For DiMasi, keeping deliberations private helps minimize public conflict, and allows him and his House to speak with a more-or-less-united voice. That's a striking stylistic contrast to Patrick, who doesn't float trial balloons so much as trial zeppelins, issuing flurries of press releases addressing some problem or other, and then hoping the proposals, backed by his sweeping oratory, will win over the legislature—about as far from Sal's way as he could possibly be.

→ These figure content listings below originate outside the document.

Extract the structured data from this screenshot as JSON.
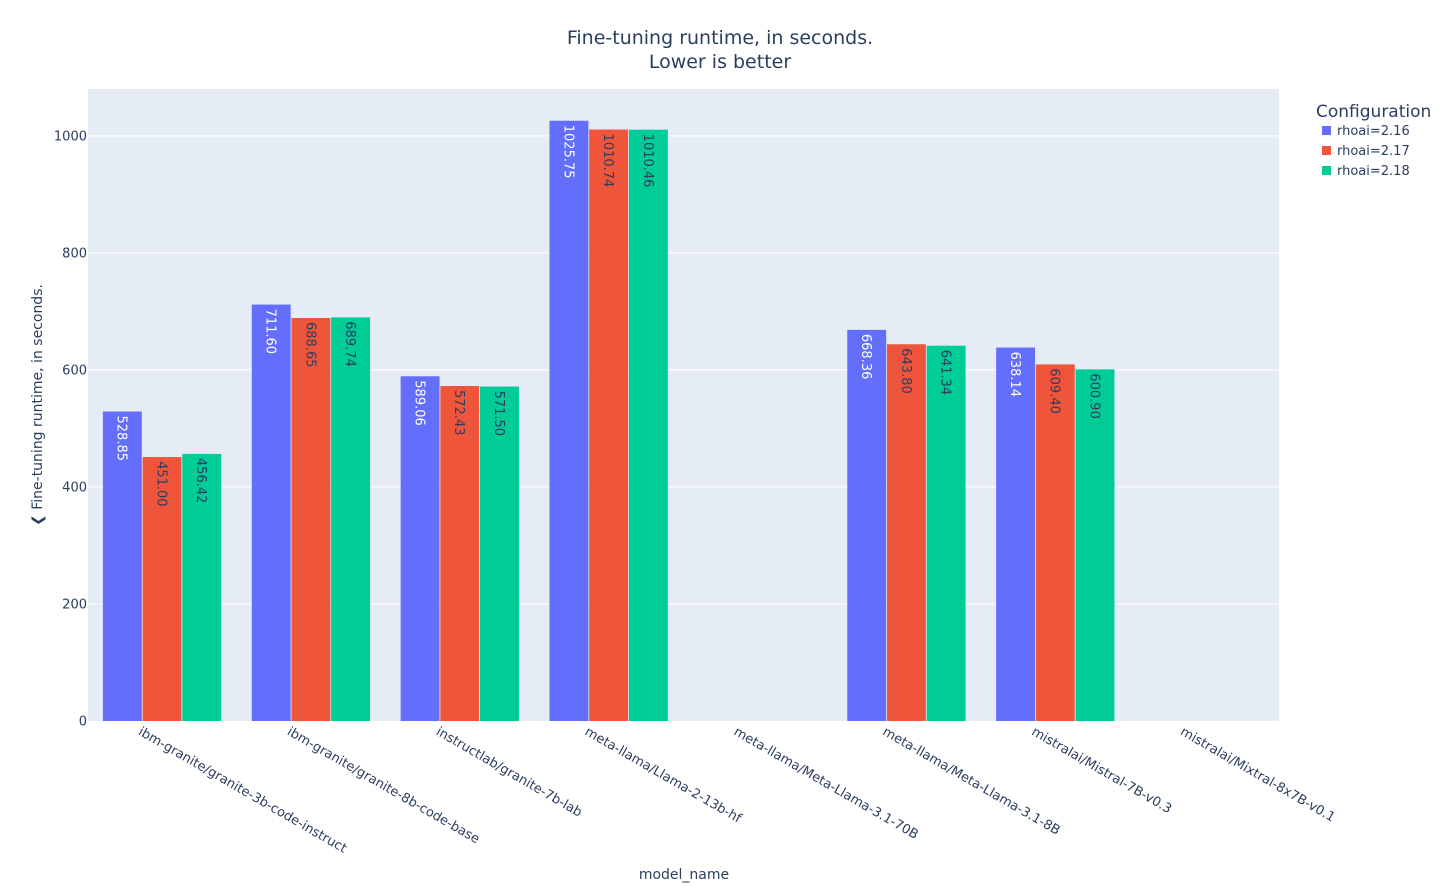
{
  "chart_data": {
    "type": "bar",
    "title": "Fine-tuning runtime, in seconds.",
    "subtitle": "Lower is better",
    "xlabel": "model_name",
    "ylabel": "❮ Fine-tuning runtime, in seconds.",
    "ylim": [
      0,
      1080
    ],
    "yticks": [
      0,
      200,
      400,
      600,
      800,
      1000
    ],
    "grid": true,
    "legend_title": "Configuration",
    "legend_position": "top-right",
    "categories": [
      "ibm-granite/granite-3b-code-instruct",
      "ibm-granite/granite-8b-code-base",
      "instructlab/granite-7b-lab",
      "meta-llama/Llama-2-13b-hf",
      "meta-llama/Meta-Llama-3.1-70B",
      "meta-llama/Meta-Llama-3.1-8B",
      "mistralai/Mistral-7B-v0.3",
      "mistralai/Mixtral-8x7B-v0.1"
    ],
    "series": [
      {
        "name": "rhoai=2.16",
        "color": "#636efa",
        "label_color": "#ffffff",
        "values": [
          528.85,
          711.6,
          589.06,
          1025.75,
          null,
          668.36,
          638.14,
          null
        ],
        "labels": [
          "528.85",
          "711.60",
          "589.06",
          "1025.75",
          "",
          "668.36",
          "638.14",
          ""
        ]
      },
      {
        "name": "rhoai=2.17",
        "color": "#ef553b",
        "label_color": "#2a3f5f",
        "values": [
          451.0,
          688.65,
          572.43,
          1010.74,
          null,
          643.8,
          609.4,
          null
        ],
        "labels": [
          "451.00",
          "688.65",
          "572.43",
          "1010.74",
          "",
          "643.80",
          "609.40",
          ""
        ]
      },
      {
        "name": "rhoai=2.18",
        "color": "#00cc96",
        "label_color": "#2a3f5f",
        "values": [
          456.42,
          689.74,
          571.5,
          1010.46,
          null,
          641.34,
          600.9,
          null
        ],
        "labels": [
          "456.42",
          "689.74",
          "571.50",
          "1010.46",
          "",
          "641.34",
          "600.90",
          ""
        ]
      }
    ],
    "plot_bg": "#e5ecf6",
    "text_color": "#2a3f5f"
  }
}
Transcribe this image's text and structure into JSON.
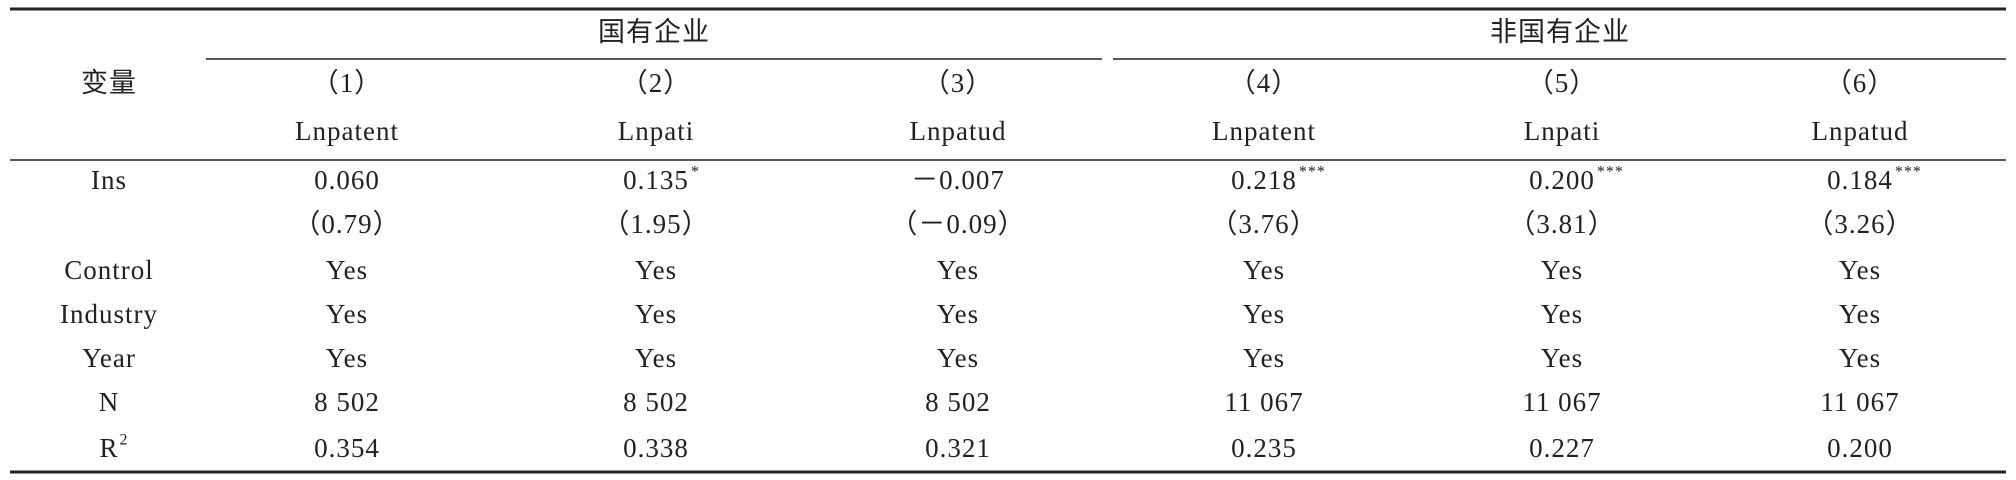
{
  "table": {
    "header": {
      "row_label": "变量",
      "groups": [
        "国有企业",
        "非国有企业"
      ],
      "numbers": [
        "（1）",
        "（2）",
        "（3）",
        "（4）",
        "（5）",
        "（6）"
      ],
      "dependent": [
        "Lnpatent",
        "Lnpati",
        "Lnpatud",
        "Lnpatent",
        "Lnpati",
        "Lnpatud"
      ]
    },
    "rows": [
      {
        "label": "Ins",
        "cells": [
          {
            "value": "0.060"
          },
          {
            "value": "0.135",
            "sup": "*"
          },
          {
            "value": "－0.007"
          },
          {
            "value": "0.218",
            "sup": "***"
          },
          {
            "value": "0.200",
            "sup": "***"
          },
          {
            "value": "0.184",
            "sup": "***"
          }
        ]
      },
      {
        "cells": [
          {
            "value": "（0.79）"
          },
          {
            "value": "（1.95）"
          },
          {
            "value": "（－0.09）"
          },
          {
            "value": "（3.76）"
          },
          {
            "value": "（3.81）"
          },
          {
            "value": "（3.26）"
          }
        ]
      },
      {
        "label": "Control",
        "cells": [
          {
            "value": "Yes"
          },
          {
            "value": "Yes"
          },
          {
            "value": "Yes"
          },
          {
            "value": "Yes"
          },
          {
            "value": "Yes"
          },
          {
            "value": "Yes"
          }
        ]
      },
      {
        "label": "Industry",
        "cells": [
          {
            "value": "Yes"
          },
          {
            "value": "Yes"
          },
          {
            "value": "Yes"
          },
          {
            "value": "Yes"
          },
          {
            "value": "Yes"
          },
          {
            "value": "Yes"
          }
        ]
      },
      {
        "label": "Year",
        "cells": [
          {
            "value": "Yes"
          },
          {
            "value": "Yes"
          },
          {
            "value": "Yes"
          },
          {
            "value": "Yes"
          },
          {
            "value": "Yes"
          },
          {
            "value": "Yes"
          }
        ]
      },
      {
        "label": "N",
        "cells": [
          {
            "value": "8 502"
          },
          {
            "value": "8 502"
          },
          {
            "value": "8 502"
          },
          {
            "value": "11 067"
          },
          {
            "value": "11 067"
          },
          {
            "value": "11 067"
          }
        ]
      },
      {
        "label": "R",
        "label_sup": "2",
        "cells": [
          {
            "value": "0.354"
          },
          {
            "value": "0.338"
          },
          {
            "value": "0.321"
          },
          {
            "value": "0.235"
          },
          {
            "value": "0.227"
          },
          {
            "value": "0.200"
          }
        ]
      }
    ]
  }
}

During the run-up to last summer's vote on a constitutional amendment banning gay marriage, DiMasi and Arline Isaacson would sit together, scrutinizing lists of House members' names and how they were likely to vote. The speaker would summon legislators to his office, and they'd talk. "Most people assumed he'd threatened them," Isaacson says. "Truthfully, I wanted him to. He wouldn't. He went through painfully long conversations, one after the other, to get them to vote the right way." Some legislators did try to cut deals. By every indication, DiMasi refused to bargain with them, and most wound up voting against him. "The gay-marriage vote was huge," says Representative Brian Wallace, one of the late converts who helped sink the amendment. "And Sal never pressured me. He's never twisted my arm on one vote." The same was true of the state's landmark 2006 healthcare reform bill, which hovered near death on many occasions as DiMasi wrangled diametrically opposed interest groups and gradually talked them into agreeing with each other. Rick Lord, president of Associated Industries of Massachusetts, worked closely with DiMasi on the bill. "The speaker would only pass this when we had broad consensus, and he pushed really hard" to get all the parties there, says Lord. Now, thinking of how Romney has traveled the country touting his healthcare bill, DiMasi chortles. One Time article called healthcare "Mitt Romney's defining moment." The article "gave Romney an awful lot of credit," he says. "It's easy to make Power-Point presentations without specifics."